Now understand with a simple Analogy :
Imagine there are 2 students who are preparing for competitive exams. Each student has a different way of learning and practicing the problems. the 1st student studies 10 hours a day , the 2nd does 12 hours. The 1st one does 1 hour of physical exercise and yoga (brain exercise) but the 2nd one does not. The 1st one sleeps well and makes distance from social media but the 2nd one is fond of social media and doesn’t sleep well.
Now think and compare these two students’ strategies. Is the kind of learning or the information received by their brain equal ? Of Course Not. They will perform differently in the exams.
Similarly if the sample of data is different in each training , the model will generate different results each time and predict the output differently.

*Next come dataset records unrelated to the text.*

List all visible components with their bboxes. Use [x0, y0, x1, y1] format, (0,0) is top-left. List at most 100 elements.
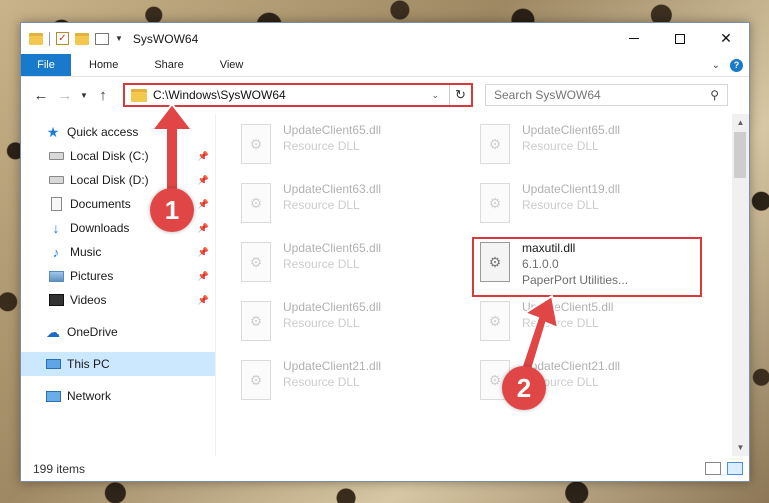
customize-icon[interactable] [95, 32, 109, 45]
folder-icon [29, 32, 43, 45]
step-badge-1: 1 [150, 188, 194, 232]
file-type: Resource DLL [522, 198, 599, 212]
sidebar-item-pictures[interactable]: Pictures 📌 [21, 264, 215, 288]
sidebar-item-this-pc[interactable]: This PC [21, 352, 215, 376]
pin-icon: 📌 [197, 246, 209, 257]
dll-file-icon: ⚙ [241, 301, 271, 341]
explorer-body: ★ Quick access Local Disk (C:) 📌 Local D… [21, 114, 749, 456]
file-item[interactable]: ⚙ UpdateClient65.dll Resource DLL [241, 299, 471, 351]
sidebar-item-label: Downloads [70, 221, 130, 235]
file-type: Resource DLL [283, 375, 360, 389]
close-button[interactable]: ✕ [703, 23, 749, 54]
file-name: UpdateClient21.dll [283, 359, 382, 373]
file-name: UpdateClient19.dll [522, 182, 621, 196]
refresh-button[interactable]: ↻ [449, 85, 471, 105]
back-button[interactable]: ← [29, 87, 53, 104]
sidebar-item-label: This PC [67, 357, 110, 371]
address-bar[interactable]: C:\Windows\SysWOW64 ⌄ ↻ [123, 83, 473, 107]
drive-icon [48, 149, 64, 163]
properties-check-icon[interactable]: ✓ [56, 32, 69, 45]
quick-access-toolbar: ✓ ▼ [29, 31, 123, 46]
file-name: UpdateClient65.dll [522, 123, 621, 137]
address-text[interactable]: C:\Windows\SysWOW64 [153, 88, 286, 102]
sidebar-item-label: Quick access [67, 125, 139, 139]
network-icon [45, 389, 61, 403]
file-item[interactable]: ⚙ UpdateClient65.dll Resource DLL [480, 122, 710, 174]
dll-file-icon: ⚙ [480, 183, 510, 223]
search-box[interactable]: ⚲ [485, 84, 728, 106]
file-item[interactable]: ⚙ UpdateClient65.dll Resource DLL [241, 240, 471, 292]
sidebar-item-local-disk-d[interactable]: Local Disk (D:) 📌 [21, 168, 215, 192]
dll-file-icon: ⚙ [480, 301, 510, 341]
pin-icon: 📌 [197, 270, 209, 281]
dll-file-icon: ⚙ [241, 183, 271, 223]
help-icon[interactable]: ? [730, 58, 743, 72]
navigation-bar: ← → ▼ ↑ C:\Windows\SysWOW64 ⌄ ↻ ⚲ [21, 77, 749, 113]
file-type: Resource DLL [283, 139, 360, 153]
dll-file-icon: ⚙ [241, 242, 271, 282]
computer-icon [45, 357, 61, 371]
file-type: Resource DLL [522, 316, 599, 330]
sidebar-item-label: Pictures [70, 269, 114, 283]
scroll-up-icon[interactable]: ▲ [732, 114, 749, 131]
cloud-icon: ☁ [46, 323, 60, 340]
pin-icon: 📌 [197, 222, 209, 233]
file-name: UpdateClient65.dll [283, 241, 382, 255]
sidebar-item-music[interactable]: ♪ Music 📌 [21, 240, 215, 264]
maximize-icon [675, 33, 685, 44]
sidebar-item-onedrive[interactable]: ☁ OneDrive [21, 320, 215, 344]
folder-icon [131, 88, 147, 102]
tiles-view-icon[interactable] [727, 462, 743, 475]
minimize-button[interactable] [611, 23, 657, 54]
file-type: Resource DLL [522, 139, 599, 153]
window-title: SysWOW64 [132, 31, 199, 46]
file-list: ⚙ UpdateClient65.dll Resource DLL ⚙ Upda… [216, 114, 749, 456]
pin-icon: 📌 [197, 198, 209, 209]
item-count: 199 items [33, 461, 86, 476]
search-icon[interactable]: ⚲ [710, 88, 719, 102]
new-folder-icon[interactable] [75, 32, 89, 45]
tab-share[interactable]: Share [136, 54, 201, 76]
sidebar-item-quick-access[interactable]: ★ Quick access [21, 120, 215, 144]
navigation-pane: ★ Quick access Local Disk (C:) 📌 Local D… [21, 114, 216, 456]
address-dropdown-icon[interactable]: ⌄ [431, 90, 443, 101]
details-view-icon[interactable] [705, 462, 721, 475]
sidebar-item-videos[interactable]: Videos 📌 [21, 288, 215, 312]
maximize-button[interactable] [657, 23, 703, 54]
documents-icon [48, 197, 64, 211]
status-bar: 199 items [21, 456, 749, 481]
up-button[interactable]: ↑ [91, 87, 115, 104]
pictures-icon [48, 269, 64, 283]
file-item[interactable]: ⚙ UpdateClient63.dll Resource DLL [241, 181, 471, 233]
scroll-down-icon[interactable]: ▼ [732, 439, 749, 456]
expand-ribbon-icon[interactable]: ⌄ [712, 60, 720, 71]
videos-icon [48, 293, 64, 307]
file-item[interactable]: ⚙ UpdateClient5.dll Resource DLL [480, 299, 710, 351]
vertical-scrollbar[interactable]: ▲ ▼ [732, 114, 749, 456]
chevron-down-icon[interactable]: ▼ [115, 34, 123, 43]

Now You can compare your Machine learning algorithm with this strategy of preparations. ML algorithms are the same piece of code always just like the syllabus of the exams every student follows. The ML Models are like students who learn from books or other resources (data). The predicted value by the Model is just like the exam’s result. The result cannot be the same for every student, so different Models predict differently. I hope you have the fundamental understanding of Machine learning Algorithms.
Machine learning Model : it is a product of Machine learning Algorithm. For example You write some piece of code using scikit learn library. In that piece of code you have to feed input data for training. After training you can save your Model as an object file.
For example (In python)
- Model= LinearRegression().fit(X_train, Y_train)
Here, X : input data, y : output data
Now you can predict this way :
- Y_pred= Model.predict(np.array(X_test)
Result : Y_pred is my predicted value
This array is input data, once you insert and run the code it will return an output which is nothing but a predicted value.